Jihoon paused, his hands clutching a shirt in one hand, a pair of socks in the other. He took a deep breath before he tossed the shirt behind him into the open bag on his bed. He was facing the camera, but his gaze was somewhere else. He tossed the balled up pair of socks between his hands. The question seemed to expand between us.

“They spoke to her,” he finally said. “She denied everything.”

I wasn’t surprised.

“They asked her about the website, theTabs, but she insisted she was just a fan of the site and had nothing to do with it.”

I nodded, because obviously she wouldn’t admit to something like that.

“What about the photo of you and Lee Hyejin?” I forced a degree of levity into my words, and from the slight pinch of his eyebrows, it looked like Jihoon noticed.

“She denied taking the photo, but did admit she’d seen it.”

Seen it? She’d bloody waved it in my face!

Jihoon continued talking, oblivious to my internal frustration. “She blamed it on a person who no longer works for the company, but would not say who.”

“That’s such bollocks!” I burst out, causing my phone to slip off my knee. I grasped for it, only just catching it before it tumbled to the floor. “Sorry,” I muttered.

Jihoon shrugged. “There’s nothing else to be done.”

I paused, running his words back in my mind. “Nothing? How can there be nothing?”

“She was asked to turn her phone over. They found nothing on it.”

“Nothing?” I felt stuck on that word, because how could there be nothing when I’d seen the photo myself?

“She must have the pictures backed up somewhere else,” I wondered aloud.
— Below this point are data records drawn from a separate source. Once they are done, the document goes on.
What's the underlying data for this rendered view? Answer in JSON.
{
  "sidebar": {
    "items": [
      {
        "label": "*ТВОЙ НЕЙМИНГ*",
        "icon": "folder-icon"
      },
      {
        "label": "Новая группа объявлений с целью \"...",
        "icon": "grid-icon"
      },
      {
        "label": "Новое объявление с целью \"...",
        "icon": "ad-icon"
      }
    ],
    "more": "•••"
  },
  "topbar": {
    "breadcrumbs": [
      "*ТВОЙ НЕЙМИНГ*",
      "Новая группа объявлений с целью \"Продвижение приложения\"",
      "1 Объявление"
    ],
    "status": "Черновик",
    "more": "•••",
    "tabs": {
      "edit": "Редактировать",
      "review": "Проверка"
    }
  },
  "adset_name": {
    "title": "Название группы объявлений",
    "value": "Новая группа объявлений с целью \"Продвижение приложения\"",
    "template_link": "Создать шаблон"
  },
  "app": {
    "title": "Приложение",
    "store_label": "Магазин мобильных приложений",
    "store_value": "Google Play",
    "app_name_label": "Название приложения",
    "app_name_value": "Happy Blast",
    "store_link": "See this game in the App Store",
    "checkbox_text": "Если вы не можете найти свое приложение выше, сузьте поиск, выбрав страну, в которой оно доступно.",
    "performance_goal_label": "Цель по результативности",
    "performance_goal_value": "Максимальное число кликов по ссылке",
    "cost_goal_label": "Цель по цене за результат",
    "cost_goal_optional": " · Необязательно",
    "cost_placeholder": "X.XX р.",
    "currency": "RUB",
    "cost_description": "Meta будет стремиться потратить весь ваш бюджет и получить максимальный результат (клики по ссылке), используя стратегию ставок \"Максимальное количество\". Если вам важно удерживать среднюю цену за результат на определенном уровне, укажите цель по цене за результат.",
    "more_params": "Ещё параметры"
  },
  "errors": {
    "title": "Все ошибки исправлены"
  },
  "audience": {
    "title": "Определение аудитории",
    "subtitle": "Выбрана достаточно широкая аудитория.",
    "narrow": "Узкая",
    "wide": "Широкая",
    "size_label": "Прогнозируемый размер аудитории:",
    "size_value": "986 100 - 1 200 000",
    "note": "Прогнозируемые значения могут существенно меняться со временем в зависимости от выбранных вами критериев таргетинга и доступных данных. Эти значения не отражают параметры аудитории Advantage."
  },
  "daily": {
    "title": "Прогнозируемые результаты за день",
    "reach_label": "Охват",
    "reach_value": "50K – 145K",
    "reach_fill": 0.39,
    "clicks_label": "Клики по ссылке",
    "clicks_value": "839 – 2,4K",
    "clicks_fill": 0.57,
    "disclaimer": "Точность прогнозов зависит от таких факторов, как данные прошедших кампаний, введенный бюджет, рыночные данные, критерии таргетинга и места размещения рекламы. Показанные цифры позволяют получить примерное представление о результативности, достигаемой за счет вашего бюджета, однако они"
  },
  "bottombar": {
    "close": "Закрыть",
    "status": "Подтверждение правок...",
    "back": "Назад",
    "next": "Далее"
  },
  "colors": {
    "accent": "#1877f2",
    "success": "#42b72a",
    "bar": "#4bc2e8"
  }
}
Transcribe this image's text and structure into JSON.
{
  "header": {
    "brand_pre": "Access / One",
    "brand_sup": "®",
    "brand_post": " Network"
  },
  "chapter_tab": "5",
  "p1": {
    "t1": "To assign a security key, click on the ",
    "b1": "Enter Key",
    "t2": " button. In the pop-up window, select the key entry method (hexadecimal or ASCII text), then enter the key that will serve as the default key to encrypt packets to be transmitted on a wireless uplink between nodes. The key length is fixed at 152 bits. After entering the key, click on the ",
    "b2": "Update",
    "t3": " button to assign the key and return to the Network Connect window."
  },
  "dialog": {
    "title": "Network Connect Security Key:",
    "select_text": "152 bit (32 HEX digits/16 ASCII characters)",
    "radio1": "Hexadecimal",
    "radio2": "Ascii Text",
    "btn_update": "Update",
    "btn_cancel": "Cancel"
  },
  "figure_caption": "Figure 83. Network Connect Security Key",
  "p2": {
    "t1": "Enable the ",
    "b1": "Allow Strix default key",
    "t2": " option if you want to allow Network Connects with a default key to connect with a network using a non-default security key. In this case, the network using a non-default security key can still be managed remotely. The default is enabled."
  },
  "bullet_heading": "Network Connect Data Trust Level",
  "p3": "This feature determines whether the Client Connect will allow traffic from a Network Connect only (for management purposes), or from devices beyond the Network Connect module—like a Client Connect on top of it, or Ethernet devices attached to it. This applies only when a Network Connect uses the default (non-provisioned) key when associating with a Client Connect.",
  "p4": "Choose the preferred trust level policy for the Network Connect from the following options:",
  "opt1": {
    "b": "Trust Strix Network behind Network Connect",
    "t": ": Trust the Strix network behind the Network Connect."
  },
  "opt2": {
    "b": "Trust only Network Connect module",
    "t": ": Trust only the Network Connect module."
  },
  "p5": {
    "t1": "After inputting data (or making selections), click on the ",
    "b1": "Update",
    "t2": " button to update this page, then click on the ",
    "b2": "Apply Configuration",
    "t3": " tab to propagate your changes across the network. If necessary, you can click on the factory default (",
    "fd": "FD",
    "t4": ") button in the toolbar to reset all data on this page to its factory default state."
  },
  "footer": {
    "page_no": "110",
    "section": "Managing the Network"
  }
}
“It does not matter if she does,” he said, scoffing as he dragged a hand down his face, and for the first time I saw the strain in the lines around his eyes, the unhappy pinch of his mouth. He wasn’t nearly as calm as he was pretending to be.

“The company cannot take her personal computer, and without evidence, the police will do nothing. Without proof the company cannot even fire her.”

“But she knows about you and me,” I protested weakly. At least, I was pretty sure she did.

“It’s her word against ours,” he sighed. “Anything she might say would just be another rumour, and I think there’s enough of those right now.”

“That’s whats been bugging me,” I admitted. “Why hasn’t she said anything? She could have easily put my name on theTabs, or anywhere else. Why hasn’t she?”

He sighed again, and it made me feel like an asshole for even bringing it up.